De pronto, le cuento cosas de las que no hablaba hace mucho. Me pregunta porqué no tengo novio y no sé si lo dice como un piropo y como una posible preocupación. Su cara no me deja saber si cree que está con un diamante en bruto o con una psicópata.
Vive en el sur y se refiere a mí como "porteña", y lo hace con un dejo de simpático desprecio.
"Porteña, te regalo eso..." Miro el mar, ya sin desconfianza. Está atardeciendo. Es lo más lindo que me han dicho en mucho tiempo. Se acerca a mí.
A veces no entiendo qué problema tienen los astros conmigo. En serio.

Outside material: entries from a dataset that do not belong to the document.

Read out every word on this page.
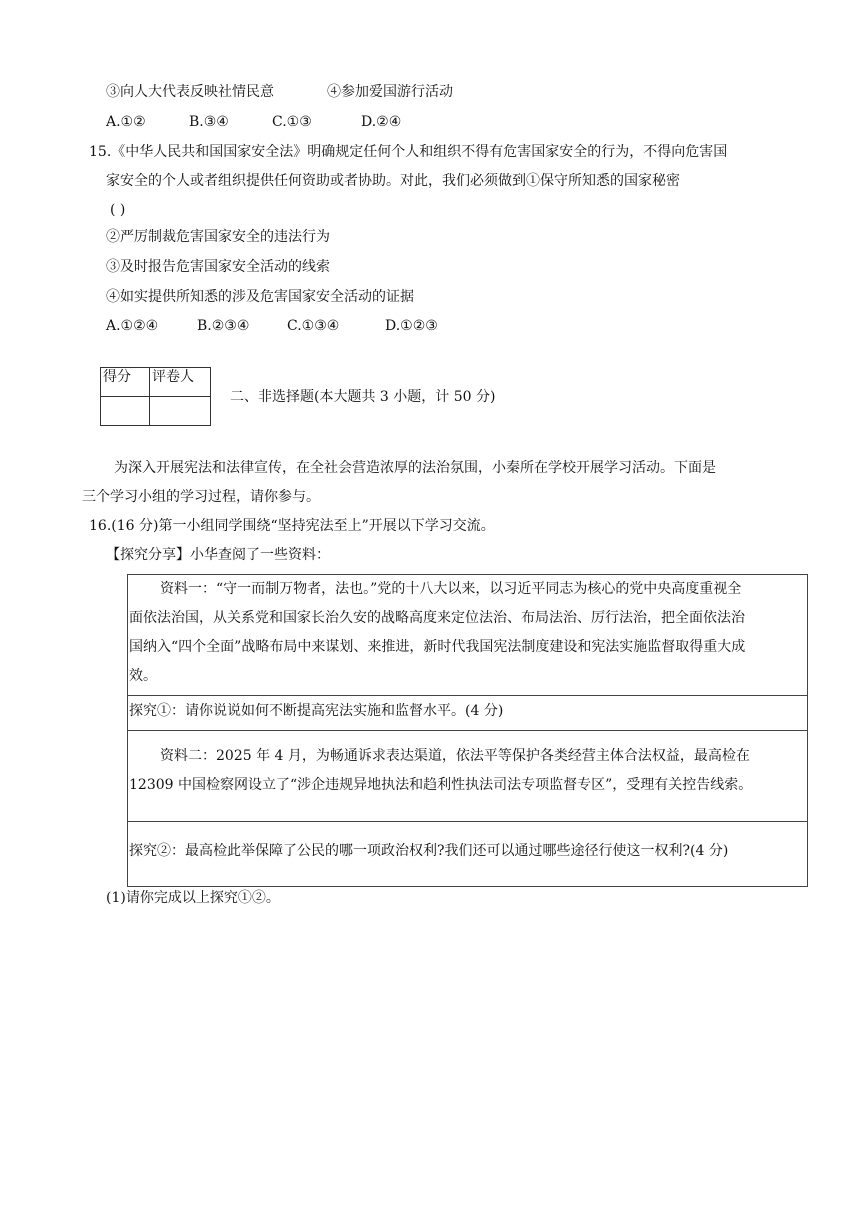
③向人大代表反映社情民意	④参加爱国游行活动
A.①②	B.③④	C.①③	D.②④
15.《中华人民共和国国家安全法》明确规定任何个人和组织不得有危害国家安全的行为，不得向危害国
家安全的个人或者组织提供任何资助或者协助。对此，我们必须做到①保守所知悉的国家秘密
( )
②严厉制裁危害国家安全的违法行为
③及时报告危害国家安全活动的线索
④如实提供所知悉的涉及危害国家安全活动的证据
A.①②④	B.②③④	C.①③④	D.①②③
得分	评卷人

二、非选择题(本大题共 3 小题，计 50 分)
为深入开展宪法和法律宣传，在全社会营造浓厚的法治氛围，小秦所在学校开展学习活动。下面是
三个学习小组的学习过程，请你参与。
16.(16 分)第一小组同学围绕“坚持宪法至上”开展以下学习交流。
【探究分享】小华查阅了一些资料：
资料一：“守一而制万物者，法也。”党的十八大以来，以习近平同志为核心的党中央高度重视全
面依法治国，从关系党和国家长治久安的战略高度来定位法治、布局法治、厉行法治，把全面依法治
国纳入“四个全面”战略布局中来谋划、来推进，新时代我国宪法制度建设和宪法实施监督取得重大成
效。
探究①：请你说说如何不断提高宪法实施和监督水平。(4 分)
资料二：2025 年 4 月，为畅通诉求表达渠道，依法平等保护各类经营主体合法权益，最高检在
12309 中国检察网设立了“涉企违规异地执法和趋利性执法司法专项监督专区”，受理有关控告线索。
探究②：最高检此举保障了公民的哪一项政治权利?我们还可以通过哪些途径行使这一权利?(4 分)
(1)请你完成以上探究①②。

José es un chico ecuatoriano de doce años. Algunos le dicen "Maradona". Pero los que prefieren a Pelé lo llaman "Pelé". Tiene puntinazos infernales y muchas veces, las canchas de aquel pueblo más perdido que Montaña le quedan chicas.
Todos se agachan ante el balón que se dirige como misil al arco. El arquero se tira hacia el lado contrario al cual va la pelota.
El bólido solo se detiene cuando me golpea la cabeza.
Puedo ver la cara de mi chico en una mueca de horror ante mi mirada espanto en la medida en que la cabeza gira hacia la derecha catapultada por aquella pelota.
Me quedo mirándolo un buen rato, con los cachetes llenos de arenas. José grita "I´m sorry, gringa".
Le devolvemoss la pelota. Quiero llorar pero me río.
Llegan los chicos. Sus amigos, para sacarnos del incómodo momento...
Pero el momento verdaderamente incómodo está por llegar. En serio, ¿qué problema tienen los astros conmigo?